A simple extrapolation shows a grim future for workers
Regardless of short-term political expediency, reality has a way of asserting itself. Spread across 14 districts, the tea industry alone provides direct employment to over 600,000 people engaged in cultivation and processing and indirect employment to a further 200,000 involved in the supply chain. The sector provides complete livelihood support for a resident population of one million in regional plantation companies (RPCs) and 450,000 tea smallholders with one million dependents, hence supporting a total population of nearly 2.5 million.
When considering both employment and livelihood generation, it is estimated that the industry sustains more than 10% of our national population, and its net foreign exchange earnings are only second to the garment industry.
Even if “organic” fertiliser is made available, there are still serious concerns as to whether it can provide sufficient nutrients.
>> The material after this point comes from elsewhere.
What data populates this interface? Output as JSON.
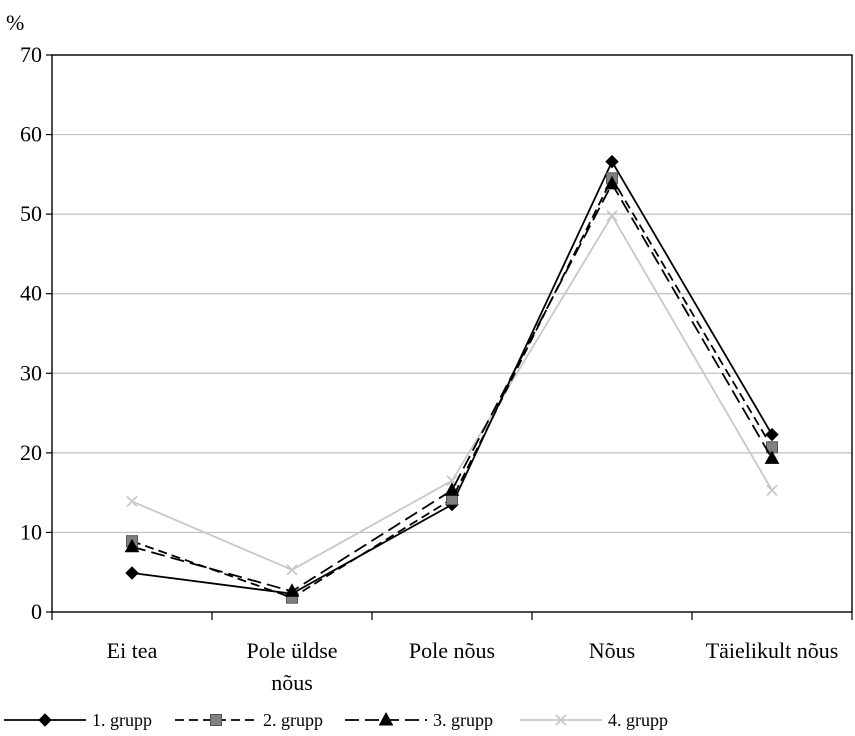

Hence, it appears that the writing is on the wall. With insufficient nutrients as a result of the unplanned push for organic, we anticipate a series of cascading failures stemming from a collapse in productivity. No amount of rhetoric will be able to turn back the tide of negative sentiment against such developments.
If not land productivity, at least labour
Unlike the garment industry, where progressive incentive structures were allowed to flourish, in our industry, workers remain bound to an outdated colonial era daily wage model. As a result, unlike the dynamism of the apparel sector, Sri Lanka’s plantation sector is also weighed down with one of the lowest labour productivity rates in the world. The combination of low land and labour productivity will create a series of cascading failures.
The only measure that could at least temporarily mitigate this dynamic is the implementation of productivity-linked wages. This is a model which has the support of all RPCs, and which has been widely practised with tremendous success by tea smallholders. While they have been implemented with ease in low-mid-grown estates, it is only in the high-grown regions where resistance to these models has been encountered.
Crucially, this resistance is not from workers who have experience with productivity-linked wages, but rather with trade unions who would likely lose relevance if such models were implemented. The benefits for workers are immense. In addition to creating a potential monthly earnings per worker of between Rs. 37,000 and Rs. 62,000, under previous proposals advanced by RPCs.
This will also give workers flexible hours, empowering them to choose when and how they work. Given the labour shortages prevalent across the entire tea industry, such a move would at long last incentivise workers effectively and reward them for achieving their full individual potential, thereby significantly optimising labour productivity.
However, without a scientific resolution to the fertiliser crisis, wage reforms can only serve as a stop gap measure. As land productivity drops, RPCs, state plantations, and smallholders alike will be forced to reduce the amount of work offered, leading to a continuous diminution of worker earnings.
The few remaining workers in the plantation industry will have no choice but to try their luck in other lines of work, accelerating the ongoing migration of labour from the estate sector. It is unclear whether other economic sectors have the capacity to absorb such a large group of workers at once.
Already, we have seen multiple outbreaks of mob violence on estates, with the majority of such incidents being triggered by disputes over wages. Without proper solutions to these burning issues, worker wages will eventually be disrupted. Will the authorities take responsibility for what will follow?
(The writer is the Managing Director of the Plantation Sector of Hayleys PLC, which comprises Kelani Valley Plantations, Talawakelle Tea Estates, and Horana Plantations. A former Chairman of the Planters’ Association of Ceylon [PA], he holds 36 years of experience in the plantation sector)
The views and opinions expressed in this column are those of the author, and do not necessarily reflect those of this publication.